Pajak Pertambahan Nilai
Sifat kumulatif pada Pajak Penjualan 1951 direformasi dengan dikeluarkannya Undang-Undang No. 8 tahun 1983 tentang Pajak Pertambahan Nilai dan Pajak Penjualan atas barang mewah, yaitu pada saat reformasi sistem perpajakan nasional. Karena pertimbangan kesiapan pelaksanaannya, maka secara efektif PPn dan PPnBM berlaku per 1 april 1985. Ditinjau dari pengelompokannya, PPN ini termasuk non commulative multi stage sales tax. Non commulative berarti mekanisme pemungutan PPN dikenakan pada nilai tambah dari barang kena pajak dan jasa kena pajak dan telah diubah terakhir dengan Undang-Undang No. 42 tahun 2009 yang diberlakukan per 1 April 2010 PPN dan PPnBM.

Karakteristik PPN

1. Pajak atas konsumsi dalam negeri. PPN dikenakan atas konsumsi bukan atas penghasilan. Jadi jika anda mempunyai penghasilan sebesar 10 juta dan konsumsi anda 8 juta, maka PPN hanya dikenakan atas 8 juta. Jika anda tidak melakukan konsumsi maka tidak ada PPN yang dibayar.

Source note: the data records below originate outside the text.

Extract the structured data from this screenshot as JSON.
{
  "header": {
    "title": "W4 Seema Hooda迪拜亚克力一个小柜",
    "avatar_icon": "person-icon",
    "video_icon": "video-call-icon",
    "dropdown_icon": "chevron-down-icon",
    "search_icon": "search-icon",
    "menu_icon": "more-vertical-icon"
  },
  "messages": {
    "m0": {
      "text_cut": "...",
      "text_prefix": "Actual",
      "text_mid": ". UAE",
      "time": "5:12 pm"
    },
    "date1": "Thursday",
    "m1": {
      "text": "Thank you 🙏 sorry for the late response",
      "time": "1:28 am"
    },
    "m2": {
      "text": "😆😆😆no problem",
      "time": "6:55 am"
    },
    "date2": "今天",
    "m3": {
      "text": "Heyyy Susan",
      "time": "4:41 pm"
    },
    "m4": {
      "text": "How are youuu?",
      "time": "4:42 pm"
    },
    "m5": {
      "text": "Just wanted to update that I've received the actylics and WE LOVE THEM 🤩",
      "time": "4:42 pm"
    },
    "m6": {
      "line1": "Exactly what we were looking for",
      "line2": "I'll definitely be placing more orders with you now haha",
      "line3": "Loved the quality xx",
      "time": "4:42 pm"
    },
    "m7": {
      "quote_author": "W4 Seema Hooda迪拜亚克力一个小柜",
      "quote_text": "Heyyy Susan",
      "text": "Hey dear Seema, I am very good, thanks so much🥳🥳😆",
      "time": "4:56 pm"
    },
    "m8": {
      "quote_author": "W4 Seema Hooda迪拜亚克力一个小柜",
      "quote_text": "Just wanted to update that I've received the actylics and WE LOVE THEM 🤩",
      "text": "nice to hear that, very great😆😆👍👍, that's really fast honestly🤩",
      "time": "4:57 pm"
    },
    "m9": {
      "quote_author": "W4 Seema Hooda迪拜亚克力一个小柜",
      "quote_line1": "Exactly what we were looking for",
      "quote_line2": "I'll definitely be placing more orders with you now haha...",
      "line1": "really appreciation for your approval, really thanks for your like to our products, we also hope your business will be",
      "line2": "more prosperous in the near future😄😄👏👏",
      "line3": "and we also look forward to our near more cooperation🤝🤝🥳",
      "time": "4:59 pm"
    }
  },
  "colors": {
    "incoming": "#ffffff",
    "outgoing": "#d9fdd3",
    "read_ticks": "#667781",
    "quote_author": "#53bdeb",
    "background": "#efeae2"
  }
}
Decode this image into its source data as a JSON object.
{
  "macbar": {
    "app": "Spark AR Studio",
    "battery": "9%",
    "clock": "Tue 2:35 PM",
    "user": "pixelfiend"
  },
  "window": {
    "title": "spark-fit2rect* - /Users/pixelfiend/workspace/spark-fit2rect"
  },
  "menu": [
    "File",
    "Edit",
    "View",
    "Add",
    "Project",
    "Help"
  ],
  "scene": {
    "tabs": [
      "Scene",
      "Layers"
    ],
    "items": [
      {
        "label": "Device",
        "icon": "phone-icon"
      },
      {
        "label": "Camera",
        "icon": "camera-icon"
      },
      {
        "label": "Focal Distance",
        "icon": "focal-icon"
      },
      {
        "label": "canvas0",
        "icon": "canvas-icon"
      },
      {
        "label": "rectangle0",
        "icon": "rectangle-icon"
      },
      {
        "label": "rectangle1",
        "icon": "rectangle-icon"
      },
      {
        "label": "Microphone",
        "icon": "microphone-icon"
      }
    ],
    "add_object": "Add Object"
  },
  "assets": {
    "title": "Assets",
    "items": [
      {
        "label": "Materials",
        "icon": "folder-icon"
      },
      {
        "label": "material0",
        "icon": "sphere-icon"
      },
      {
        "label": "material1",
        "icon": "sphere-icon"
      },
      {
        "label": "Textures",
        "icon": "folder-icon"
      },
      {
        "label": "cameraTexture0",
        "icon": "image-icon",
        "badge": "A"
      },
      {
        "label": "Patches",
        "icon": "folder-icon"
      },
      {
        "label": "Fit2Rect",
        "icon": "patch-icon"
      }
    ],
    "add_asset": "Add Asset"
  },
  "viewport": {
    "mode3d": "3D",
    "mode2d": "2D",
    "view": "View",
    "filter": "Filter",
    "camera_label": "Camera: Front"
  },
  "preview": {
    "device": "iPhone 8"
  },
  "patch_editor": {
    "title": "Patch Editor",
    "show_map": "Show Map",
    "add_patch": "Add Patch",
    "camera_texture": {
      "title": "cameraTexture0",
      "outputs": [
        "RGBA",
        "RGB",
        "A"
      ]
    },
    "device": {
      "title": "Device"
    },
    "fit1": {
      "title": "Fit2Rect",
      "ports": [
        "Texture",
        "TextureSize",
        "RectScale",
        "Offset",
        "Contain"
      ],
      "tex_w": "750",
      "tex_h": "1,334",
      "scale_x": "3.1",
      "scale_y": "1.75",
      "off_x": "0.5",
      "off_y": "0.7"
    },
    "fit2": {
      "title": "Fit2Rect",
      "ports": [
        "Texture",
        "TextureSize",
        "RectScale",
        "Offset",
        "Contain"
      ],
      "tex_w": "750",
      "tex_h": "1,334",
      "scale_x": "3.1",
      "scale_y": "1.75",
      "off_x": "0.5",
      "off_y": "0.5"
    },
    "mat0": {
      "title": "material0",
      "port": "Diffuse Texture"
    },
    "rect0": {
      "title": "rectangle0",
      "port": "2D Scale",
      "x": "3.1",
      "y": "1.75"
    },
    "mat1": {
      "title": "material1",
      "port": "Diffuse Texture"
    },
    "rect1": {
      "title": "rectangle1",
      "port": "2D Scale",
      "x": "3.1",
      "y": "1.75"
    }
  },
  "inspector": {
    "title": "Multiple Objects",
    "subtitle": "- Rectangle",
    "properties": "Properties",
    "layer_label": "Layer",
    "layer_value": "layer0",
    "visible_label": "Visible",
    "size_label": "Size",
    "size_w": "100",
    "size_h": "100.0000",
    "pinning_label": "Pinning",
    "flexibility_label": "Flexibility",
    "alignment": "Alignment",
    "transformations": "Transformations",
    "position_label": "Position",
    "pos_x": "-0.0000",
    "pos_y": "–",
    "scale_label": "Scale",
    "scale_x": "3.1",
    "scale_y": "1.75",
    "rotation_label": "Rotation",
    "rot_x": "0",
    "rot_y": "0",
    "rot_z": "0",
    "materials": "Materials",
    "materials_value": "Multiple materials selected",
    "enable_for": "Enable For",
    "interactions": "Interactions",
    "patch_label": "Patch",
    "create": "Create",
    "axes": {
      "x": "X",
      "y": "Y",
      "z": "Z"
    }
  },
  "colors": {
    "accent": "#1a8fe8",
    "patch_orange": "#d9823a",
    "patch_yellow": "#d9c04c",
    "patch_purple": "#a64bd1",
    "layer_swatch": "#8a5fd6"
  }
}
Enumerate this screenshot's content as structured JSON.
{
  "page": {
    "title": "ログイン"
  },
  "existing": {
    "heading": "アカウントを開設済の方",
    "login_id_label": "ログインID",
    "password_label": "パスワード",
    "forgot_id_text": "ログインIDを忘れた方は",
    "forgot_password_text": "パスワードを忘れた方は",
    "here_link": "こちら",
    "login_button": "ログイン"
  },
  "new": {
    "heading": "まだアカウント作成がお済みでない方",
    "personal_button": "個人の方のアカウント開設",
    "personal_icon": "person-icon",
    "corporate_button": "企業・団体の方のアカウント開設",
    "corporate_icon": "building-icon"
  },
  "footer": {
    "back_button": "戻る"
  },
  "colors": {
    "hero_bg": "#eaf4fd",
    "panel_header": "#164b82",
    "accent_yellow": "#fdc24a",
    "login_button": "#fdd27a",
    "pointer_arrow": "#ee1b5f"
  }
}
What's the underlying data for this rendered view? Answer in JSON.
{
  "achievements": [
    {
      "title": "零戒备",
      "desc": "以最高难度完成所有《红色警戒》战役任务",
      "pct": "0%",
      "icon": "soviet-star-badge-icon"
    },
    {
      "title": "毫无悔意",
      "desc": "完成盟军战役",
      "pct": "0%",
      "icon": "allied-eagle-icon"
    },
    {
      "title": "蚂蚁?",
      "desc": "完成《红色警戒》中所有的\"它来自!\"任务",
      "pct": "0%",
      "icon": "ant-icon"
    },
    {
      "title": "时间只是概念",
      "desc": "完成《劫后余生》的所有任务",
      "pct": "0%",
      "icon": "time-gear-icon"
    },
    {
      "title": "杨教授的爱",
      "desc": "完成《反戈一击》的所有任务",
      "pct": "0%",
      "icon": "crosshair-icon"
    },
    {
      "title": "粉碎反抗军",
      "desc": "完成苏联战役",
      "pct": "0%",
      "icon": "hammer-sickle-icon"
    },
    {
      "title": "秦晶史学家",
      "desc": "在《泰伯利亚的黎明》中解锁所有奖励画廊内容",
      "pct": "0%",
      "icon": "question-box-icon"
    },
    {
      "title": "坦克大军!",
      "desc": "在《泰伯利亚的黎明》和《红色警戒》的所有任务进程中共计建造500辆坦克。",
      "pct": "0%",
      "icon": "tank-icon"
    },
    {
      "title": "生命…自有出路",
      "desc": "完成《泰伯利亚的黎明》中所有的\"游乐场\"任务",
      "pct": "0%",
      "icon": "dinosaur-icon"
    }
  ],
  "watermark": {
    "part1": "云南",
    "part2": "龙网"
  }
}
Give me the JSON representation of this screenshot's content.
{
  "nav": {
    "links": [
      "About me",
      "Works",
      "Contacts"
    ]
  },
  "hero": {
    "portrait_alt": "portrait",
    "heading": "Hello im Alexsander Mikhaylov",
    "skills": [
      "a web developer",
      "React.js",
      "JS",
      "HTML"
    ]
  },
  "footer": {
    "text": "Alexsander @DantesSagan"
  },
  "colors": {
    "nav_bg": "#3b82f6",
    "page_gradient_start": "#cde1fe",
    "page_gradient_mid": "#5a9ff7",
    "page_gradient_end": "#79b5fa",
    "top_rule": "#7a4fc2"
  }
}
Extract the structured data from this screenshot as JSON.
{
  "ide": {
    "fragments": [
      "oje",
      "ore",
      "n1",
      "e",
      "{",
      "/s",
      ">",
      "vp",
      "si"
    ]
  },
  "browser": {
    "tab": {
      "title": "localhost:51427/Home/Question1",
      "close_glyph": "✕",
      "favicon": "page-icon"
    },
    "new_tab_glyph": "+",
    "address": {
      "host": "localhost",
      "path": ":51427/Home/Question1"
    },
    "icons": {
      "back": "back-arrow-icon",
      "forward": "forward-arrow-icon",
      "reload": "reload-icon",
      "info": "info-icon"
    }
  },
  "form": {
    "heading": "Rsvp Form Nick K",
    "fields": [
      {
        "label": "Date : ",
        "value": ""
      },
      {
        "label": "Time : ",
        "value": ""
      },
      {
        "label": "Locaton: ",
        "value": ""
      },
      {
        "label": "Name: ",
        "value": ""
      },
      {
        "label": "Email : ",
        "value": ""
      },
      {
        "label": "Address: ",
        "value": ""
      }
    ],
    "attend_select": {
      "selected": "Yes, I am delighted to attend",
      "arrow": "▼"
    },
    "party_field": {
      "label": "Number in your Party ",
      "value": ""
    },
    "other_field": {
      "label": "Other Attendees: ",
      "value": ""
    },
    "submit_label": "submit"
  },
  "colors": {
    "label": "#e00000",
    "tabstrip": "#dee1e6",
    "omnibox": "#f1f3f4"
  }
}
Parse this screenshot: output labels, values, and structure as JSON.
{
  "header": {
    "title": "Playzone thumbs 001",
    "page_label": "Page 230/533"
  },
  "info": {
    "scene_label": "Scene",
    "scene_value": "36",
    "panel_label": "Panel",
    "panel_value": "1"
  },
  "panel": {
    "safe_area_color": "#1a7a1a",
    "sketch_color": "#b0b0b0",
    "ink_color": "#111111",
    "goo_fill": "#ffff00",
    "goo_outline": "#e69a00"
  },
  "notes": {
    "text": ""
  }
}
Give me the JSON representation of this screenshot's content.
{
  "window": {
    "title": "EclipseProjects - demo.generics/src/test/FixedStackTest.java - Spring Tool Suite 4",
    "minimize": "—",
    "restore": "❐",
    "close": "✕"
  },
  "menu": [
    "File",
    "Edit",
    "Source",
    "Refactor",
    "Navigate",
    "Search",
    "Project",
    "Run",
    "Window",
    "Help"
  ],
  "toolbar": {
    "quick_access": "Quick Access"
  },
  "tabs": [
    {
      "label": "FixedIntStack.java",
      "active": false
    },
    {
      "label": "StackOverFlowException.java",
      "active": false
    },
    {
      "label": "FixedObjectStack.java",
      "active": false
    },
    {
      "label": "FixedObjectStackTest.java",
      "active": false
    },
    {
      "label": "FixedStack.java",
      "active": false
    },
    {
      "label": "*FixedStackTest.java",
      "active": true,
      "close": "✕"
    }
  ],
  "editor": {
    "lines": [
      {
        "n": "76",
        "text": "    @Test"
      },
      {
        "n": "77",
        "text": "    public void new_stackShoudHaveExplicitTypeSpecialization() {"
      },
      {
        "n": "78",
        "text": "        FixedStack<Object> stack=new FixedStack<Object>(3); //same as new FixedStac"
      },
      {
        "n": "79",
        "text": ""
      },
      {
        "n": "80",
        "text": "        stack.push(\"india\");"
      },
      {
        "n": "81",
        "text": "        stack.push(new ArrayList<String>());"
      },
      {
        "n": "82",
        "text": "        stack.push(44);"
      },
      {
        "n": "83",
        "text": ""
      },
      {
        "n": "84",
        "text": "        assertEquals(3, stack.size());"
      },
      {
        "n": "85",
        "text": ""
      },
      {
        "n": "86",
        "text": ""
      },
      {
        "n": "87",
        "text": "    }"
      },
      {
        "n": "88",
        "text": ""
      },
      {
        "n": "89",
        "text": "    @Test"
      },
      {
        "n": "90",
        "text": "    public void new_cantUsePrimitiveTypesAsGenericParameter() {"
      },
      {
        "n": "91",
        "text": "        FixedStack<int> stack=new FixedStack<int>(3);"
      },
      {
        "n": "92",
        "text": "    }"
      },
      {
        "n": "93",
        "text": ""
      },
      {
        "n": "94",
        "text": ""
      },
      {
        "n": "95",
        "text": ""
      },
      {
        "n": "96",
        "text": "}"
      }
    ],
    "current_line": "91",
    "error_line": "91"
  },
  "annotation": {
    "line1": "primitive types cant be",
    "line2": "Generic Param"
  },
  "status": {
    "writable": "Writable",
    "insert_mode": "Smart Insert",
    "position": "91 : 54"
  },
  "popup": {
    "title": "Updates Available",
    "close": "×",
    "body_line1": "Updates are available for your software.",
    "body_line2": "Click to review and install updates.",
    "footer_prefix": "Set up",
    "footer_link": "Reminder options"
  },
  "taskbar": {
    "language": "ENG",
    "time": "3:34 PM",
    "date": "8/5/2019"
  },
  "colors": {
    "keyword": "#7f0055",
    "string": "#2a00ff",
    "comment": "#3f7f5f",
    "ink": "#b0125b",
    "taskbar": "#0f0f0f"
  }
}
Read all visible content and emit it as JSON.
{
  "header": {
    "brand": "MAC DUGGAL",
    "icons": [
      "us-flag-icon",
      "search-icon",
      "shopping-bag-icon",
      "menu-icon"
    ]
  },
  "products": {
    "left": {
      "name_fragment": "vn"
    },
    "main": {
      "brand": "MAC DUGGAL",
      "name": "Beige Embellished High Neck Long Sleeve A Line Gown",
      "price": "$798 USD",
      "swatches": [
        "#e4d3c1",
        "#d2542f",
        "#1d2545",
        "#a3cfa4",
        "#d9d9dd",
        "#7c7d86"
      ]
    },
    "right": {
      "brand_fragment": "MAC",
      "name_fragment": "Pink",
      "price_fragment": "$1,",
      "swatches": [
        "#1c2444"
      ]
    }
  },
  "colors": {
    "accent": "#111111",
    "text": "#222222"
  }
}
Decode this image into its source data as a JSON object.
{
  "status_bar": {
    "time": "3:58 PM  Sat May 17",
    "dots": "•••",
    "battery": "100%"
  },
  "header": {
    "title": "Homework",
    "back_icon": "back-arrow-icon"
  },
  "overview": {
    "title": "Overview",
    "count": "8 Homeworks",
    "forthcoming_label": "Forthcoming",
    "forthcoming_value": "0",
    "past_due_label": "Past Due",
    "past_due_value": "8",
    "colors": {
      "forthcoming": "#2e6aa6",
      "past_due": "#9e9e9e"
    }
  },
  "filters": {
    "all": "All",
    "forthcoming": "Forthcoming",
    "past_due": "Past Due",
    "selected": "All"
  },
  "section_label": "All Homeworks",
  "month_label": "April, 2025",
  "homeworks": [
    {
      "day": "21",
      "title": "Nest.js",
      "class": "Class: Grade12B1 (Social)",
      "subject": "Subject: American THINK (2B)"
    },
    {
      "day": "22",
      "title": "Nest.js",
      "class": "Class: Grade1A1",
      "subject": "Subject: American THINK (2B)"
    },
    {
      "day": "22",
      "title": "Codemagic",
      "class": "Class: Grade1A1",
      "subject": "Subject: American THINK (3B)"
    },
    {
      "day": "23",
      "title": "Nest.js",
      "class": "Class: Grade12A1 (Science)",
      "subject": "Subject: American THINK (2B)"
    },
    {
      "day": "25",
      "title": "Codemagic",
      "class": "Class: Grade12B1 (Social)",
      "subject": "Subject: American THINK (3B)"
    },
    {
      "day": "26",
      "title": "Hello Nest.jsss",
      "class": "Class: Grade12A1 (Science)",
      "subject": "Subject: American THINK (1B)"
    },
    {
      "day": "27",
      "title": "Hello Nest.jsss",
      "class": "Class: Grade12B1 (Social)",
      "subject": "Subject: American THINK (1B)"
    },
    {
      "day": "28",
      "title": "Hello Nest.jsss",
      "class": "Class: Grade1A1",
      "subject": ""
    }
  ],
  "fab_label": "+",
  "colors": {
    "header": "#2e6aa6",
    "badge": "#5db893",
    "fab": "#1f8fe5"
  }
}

2. Pajak tidak langsung. Yang membayar PPN adalah pembeli tetapi dibayarkan lewat penjual. Ketika anda membeli barang, anda juga membayar PPN nya kepada penjual. Penjual melakukan penghitungan PPN dan membayar PPN ke bank.
3. Dikenakan bertahap (multistage) dengan metode PK-PM. PPN ditujukan kepada end user. Pabrikan, distributor sebenarnya tidak membayar PPN, Yang membayar adalah end user. Pabrikan dan distributor membayar PPN karena merupakan chain dalam mekanisme PK-PM.
4. Pajak objektif. Yang dikenakan PPN adalah objeknya berupa barang dan jasa. Sedangkan subjeknya tidak dikenakan. Karena itulah, pengenaan PPN dianggap tidak adil karena tidak melihat subjeknya, apakah layak atau tidak membayar pajak.
5. Tidak menimbulkan pajak berganda. Dengan mekanisme PM-PK maka tidak ada pengenaan pajak berganda, PKP hanya membayar sebesar selisih PK dan PM dikali tarif PPN.